HTTP defines many status codes that servers should return to tell clients what went wrong.

  1. Modify the server to return 400 with an error message if the range of years requested is invalid
  2. Compare your implementation to someone else’s. Did you define “invalid” in the same way? I.e., will your programs always return the same status codes for every query?

Use All the Data

Create a database using all of the survey data and test the display. What bugs or shortcomings do you notice compared to displaying test data?

Merging Displays

The SurveyStats and DataDisplay components in the front end both display tables.
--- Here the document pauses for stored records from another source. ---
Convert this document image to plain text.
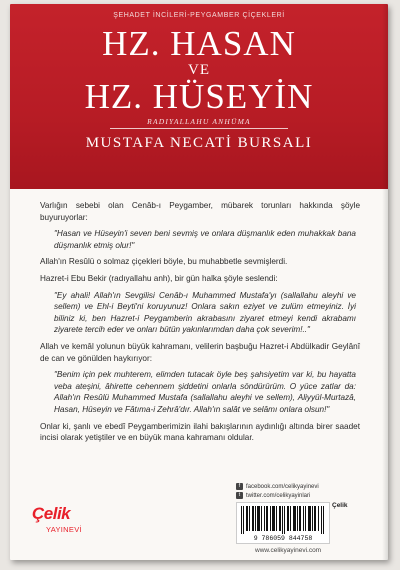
ŞEHADET İNCİLERİ-PEYGAMBER ÇİÇEKLERİ
HZ. HASAN
VE
HZ. HÜSEYİN
RADIYALLAHU ANHÜMA
MUSTAFA NECATİ BURSALI

Varlığın sebebi olan Cenâb-ı Peygamber, mübarek torunları hakkında şöyle buyuruyorlar:

"Hasan ve Hüseyin'i seven beni sevmiş ve onlara düşmanlık eden muhakkak bana düşmanlık etmiş olur!"

Allah'ın Resûlü o solmaz çiçekleri böyle, bu muhabbetle sevmişlerdi.

Hazret-i Ebu Bekir (radıyallahu anh), bir gün halka şöyle seslendi:

"Ey ahali! Allah'ın Sevgilisi Cenâb-ı Muhammed Mustafa'yı (sallallahu aleyhi ve sellem) ve Ehl-i Beyti'ni koruyunuz! Onlara sakın eziyet ve zulüm etmeyiniz. İyi biliniz ki, ben Hazret-i Peygamberin akrabasını ziyaret etmeyi kendi akrabamı ziyarete tercih eder ve onları bütün yakınlarımdan daha çok severim!.."

Allah ve kemâl yolunun büyük kahramanı, velilerin başbuğu Hazret-i Abdülkadir Geylânî de can ve gönülden haykırıyor:

"Benim için pek muhterem, elimden tutacak öyle beş şahsiyetim var ki, bu hayatta veba ateşini, âhirette cehennem şiddetini onlarla söndürürüm. O yüce zatlar da: Allah'ın Resûlü Muhammed Mustafa (sallallahu aleyhi ve sellem), Aliyyül-Murtazâ, Hasan, Hüseyin ve Fâtıma-i Zehrâ'dır. Allah'ın salât ve selâmı onlara olsun!"

Onlar ki, şanlı ve ebedî Peygamberimizin ilahi bakışlarının aydınlığı altında birer saadet incisi olarak yetiştiler ve en büyük mana kahramanı oldular.

Çelik
YAYINEVİ
f facebook.com/celikyayinevi
t twitter.com/celikyayinlari
9 786059 844758
Çelik
www.celikyayinevi.com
  1. Write a new component TableDisplay that will display an arbitrary table given a list of column names and a list of objects which all have (at least) those fields.
  2. Replace SurveyStats and DataDisplay with your new component.
  3. Modify your component so that it generates a unique ID for each value in the table. (Hint: you may need to pass in a third parameter to each call to serve as the root or stem of those unique IDs.)

Formatting

Modify DataDisplay to format fractional numbers with a single decimal place, but leave the integers as they are. Ask yourself why, seven decades after the invention of digital computers, this isn’t easier.

Data, Data Everywhere

Modify DataChart so that the word data isn’t used in so many different ways. Does doing this make you feel better about yourself as a person? Modify it again so that the height and width of the chart are passed in as well. Did that help?

Key Points

  • Use slices of actual data to test applications.
  • Test summaries and small cases so that results can be checked by hand.
  • Store state in a class, use pure functions to display it.